Бориса тоже несколько раз перебрасывали из лагеря в лагерь. Весной 1937 года он заболел и был освобожден от тяжелых работ в лесу. Анна, которая посылала ему еду и деньги (последние до него никогда не доходили), написала Пешковой с просьбой помочь Борису попасть в лагерный госпиталь в Медвежьей горе (позднее – Медвежьегорск). Борис направил аналогичный запрос начальнику лагеря; он надеялся, что его если не отправят в госпиталь, то переведут в рабочий корпус Бутырки. Лагерное начальство проигнорировало эти просьбы, а состояние Бориса ухудшалось. Ноги у него опухли, и он не мог ходить. К лету он был уже лежачим. Улучшенное питание и более мягкие условия содержания, а позднее посещение лагерных врачей вернули Борису здоровье, и к концу года он вновь оказался в бараке на Сеннухе. Зиму он провел на лесоповале, и к весне его здоровье ухудшилось. Ноги опять отекли, в легких появилась жидкость, ему было трудно дышать. Анна пыталась добиться его освобождения, но все ее просьбы были отвергнуты. В начале июля 1938 года Борис понял, что умирает. Он написал матери и дяде Павлу Шереметеву, чтобы они не посылали ему больше продуктов. 2 августа его похоронили на лагерном кладбище на Сеннухе; он умер, меньше месяца не дожив до своего сорок первого дня рождения.
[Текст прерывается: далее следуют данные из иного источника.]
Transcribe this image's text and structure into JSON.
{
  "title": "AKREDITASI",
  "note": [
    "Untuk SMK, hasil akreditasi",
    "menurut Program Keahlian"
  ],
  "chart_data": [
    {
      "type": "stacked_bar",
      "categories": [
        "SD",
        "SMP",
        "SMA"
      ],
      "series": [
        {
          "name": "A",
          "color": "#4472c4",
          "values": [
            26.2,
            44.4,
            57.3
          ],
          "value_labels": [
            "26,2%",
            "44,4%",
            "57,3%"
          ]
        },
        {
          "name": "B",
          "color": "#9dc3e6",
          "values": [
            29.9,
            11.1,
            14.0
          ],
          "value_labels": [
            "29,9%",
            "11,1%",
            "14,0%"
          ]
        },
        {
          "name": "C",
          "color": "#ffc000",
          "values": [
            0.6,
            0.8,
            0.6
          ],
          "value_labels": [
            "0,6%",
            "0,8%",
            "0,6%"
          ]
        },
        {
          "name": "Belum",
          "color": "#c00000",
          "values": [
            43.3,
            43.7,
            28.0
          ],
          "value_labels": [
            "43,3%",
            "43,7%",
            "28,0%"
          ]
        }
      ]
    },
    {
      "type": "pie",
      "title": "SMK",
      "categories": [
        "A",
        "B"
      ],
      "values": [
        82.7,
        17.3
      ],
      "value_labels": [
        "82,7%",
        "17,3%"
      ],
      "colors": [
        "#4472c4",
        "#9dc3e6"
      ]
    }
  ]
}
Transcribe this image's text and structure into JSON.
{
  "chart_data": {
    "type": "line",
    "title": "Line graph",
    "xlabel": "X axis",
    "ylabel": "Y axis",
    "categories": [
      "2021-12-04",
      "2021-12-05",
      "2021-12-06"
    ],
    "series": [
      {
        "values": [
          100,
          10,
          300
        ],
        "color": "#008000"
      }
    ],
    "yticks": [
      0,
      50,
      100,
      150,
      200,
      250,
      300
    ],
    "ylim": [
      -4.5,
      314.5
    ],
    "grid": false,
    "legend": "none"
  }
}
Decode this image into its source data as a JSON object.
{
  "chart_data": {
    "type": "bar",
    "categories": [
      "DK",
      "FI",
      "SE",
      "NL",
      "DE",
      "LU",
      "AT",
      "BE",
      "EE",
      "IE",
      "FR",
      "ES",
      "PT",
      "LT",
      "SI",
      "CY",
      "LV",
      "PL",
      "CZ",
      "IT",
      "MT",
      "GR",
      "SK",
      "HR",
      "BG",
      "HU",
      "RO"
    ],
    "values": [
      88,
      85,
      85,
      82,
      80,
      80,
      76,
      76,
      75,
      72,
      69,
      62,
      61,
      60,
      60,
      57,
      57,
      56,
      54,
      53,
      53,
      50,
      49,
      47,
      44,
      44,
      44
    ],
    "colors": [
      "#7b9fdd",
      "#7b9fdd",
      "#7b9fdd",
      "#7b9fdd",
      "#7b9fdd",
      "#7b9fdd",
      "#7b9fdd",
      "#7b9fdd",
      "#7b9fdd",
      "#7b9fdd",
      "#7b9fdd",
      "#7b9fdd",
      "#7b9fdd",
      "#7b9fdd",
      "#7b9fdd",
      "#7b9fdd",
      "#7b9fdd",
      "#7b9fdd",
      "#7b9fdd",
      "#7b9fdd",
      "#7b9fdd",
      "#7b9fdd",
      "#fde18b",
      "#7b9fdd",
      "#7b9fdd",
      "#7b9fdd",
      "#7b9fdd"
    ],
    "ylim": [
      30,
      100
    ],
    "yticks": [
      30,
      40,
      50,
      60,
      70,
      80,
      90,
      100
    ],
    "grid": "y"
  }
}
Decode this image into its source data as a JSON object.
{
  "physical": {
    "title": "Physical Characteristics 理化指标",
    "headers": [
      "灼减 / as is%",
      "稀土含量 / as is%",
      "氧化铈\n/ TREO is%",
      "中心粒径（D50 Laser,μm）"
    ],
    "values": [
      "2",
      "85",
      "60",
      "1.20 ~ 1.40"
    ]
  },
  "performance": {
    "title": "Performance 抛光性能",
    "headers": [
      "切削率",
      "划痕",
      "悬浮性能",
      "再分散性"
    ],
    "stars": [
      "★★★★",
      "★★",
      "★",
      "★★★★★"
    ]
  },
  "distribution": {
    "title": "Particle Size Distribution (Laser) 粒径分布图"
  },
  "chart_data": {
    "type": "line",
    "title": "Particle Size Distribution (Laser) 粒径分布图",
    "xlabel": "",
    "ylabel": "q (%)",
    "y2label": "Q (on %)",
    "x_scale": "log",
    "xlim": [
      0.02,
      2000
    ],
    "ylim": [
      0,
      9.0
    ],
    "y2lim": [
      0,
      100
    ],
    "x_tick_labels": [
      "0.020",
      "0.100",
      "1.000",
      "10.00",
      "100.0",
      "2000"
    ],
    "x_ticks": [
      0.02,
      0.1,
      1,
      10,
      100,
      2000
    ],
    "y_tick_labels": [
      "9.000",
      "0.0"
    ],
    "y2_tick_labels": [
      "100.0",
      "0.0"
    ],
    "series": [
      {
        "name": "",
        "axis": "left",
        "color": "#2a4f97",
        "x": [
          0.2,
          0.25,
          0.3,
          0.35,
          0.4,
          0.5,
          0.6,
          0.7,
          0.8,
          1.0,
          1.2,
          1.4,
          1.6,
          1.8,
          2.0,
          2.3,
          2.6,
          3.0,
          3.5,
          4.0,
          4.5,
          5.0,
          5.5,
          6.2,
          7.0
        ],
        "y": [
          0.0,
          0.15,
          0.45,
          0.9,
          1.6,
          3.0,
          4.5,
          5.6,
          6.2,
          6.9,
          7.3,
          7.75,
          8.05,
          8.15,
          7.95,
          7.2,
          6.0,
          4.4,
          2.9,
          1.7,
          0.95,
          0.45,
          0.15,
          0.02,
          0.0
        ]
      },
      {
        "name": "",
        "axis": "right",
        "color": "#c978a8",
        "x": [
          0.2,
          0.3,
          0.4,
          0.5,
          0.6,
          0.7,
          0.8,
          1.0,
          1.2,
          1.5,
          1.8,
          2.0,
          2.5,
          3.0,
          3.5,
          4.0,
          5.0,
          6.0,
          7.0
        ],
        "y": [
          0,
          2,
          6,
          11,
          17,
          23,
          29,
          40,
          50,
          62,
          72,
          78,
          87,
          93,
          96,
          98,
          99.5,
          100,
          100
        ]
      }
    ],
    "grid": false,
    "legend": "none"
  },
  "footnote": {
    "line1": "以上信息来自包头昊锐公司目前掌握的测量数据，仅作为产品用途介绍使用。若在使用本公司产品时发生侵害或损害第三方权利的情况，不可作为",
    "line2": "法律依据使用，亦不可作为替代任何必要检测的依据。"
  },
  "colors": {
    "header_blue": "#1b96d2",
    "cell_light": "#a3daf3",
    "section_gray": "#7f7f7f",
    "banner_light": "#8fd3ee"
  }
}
Анна, всегда уповавшая на волю Господа, в конце концов смогла примириться и с этой потерей. Некоторые местные бабы даже прозвали ее «счастливой матерью». «Где же счастье?» – удивлялась Анна. «Счастье, что в страданиях детей у тебя свеча все время Богу горит», – отвечали ей.

«Праведники еще есть на Руси, – писал ковровский епископ Афанасий, – которые молят Господа о ее спасении. Если бы не было праведных, Господь уничтожил бы нас. Вот, например, у меня есть знакомая Сабурова Анна – жена бывшего петербургского губернатора. Она лишилась в революцию мужа и отца, в 1932 г. арестовали двух ее сыновей, сама больная, но ни в одном письме ко мне она не возроптала на Господа».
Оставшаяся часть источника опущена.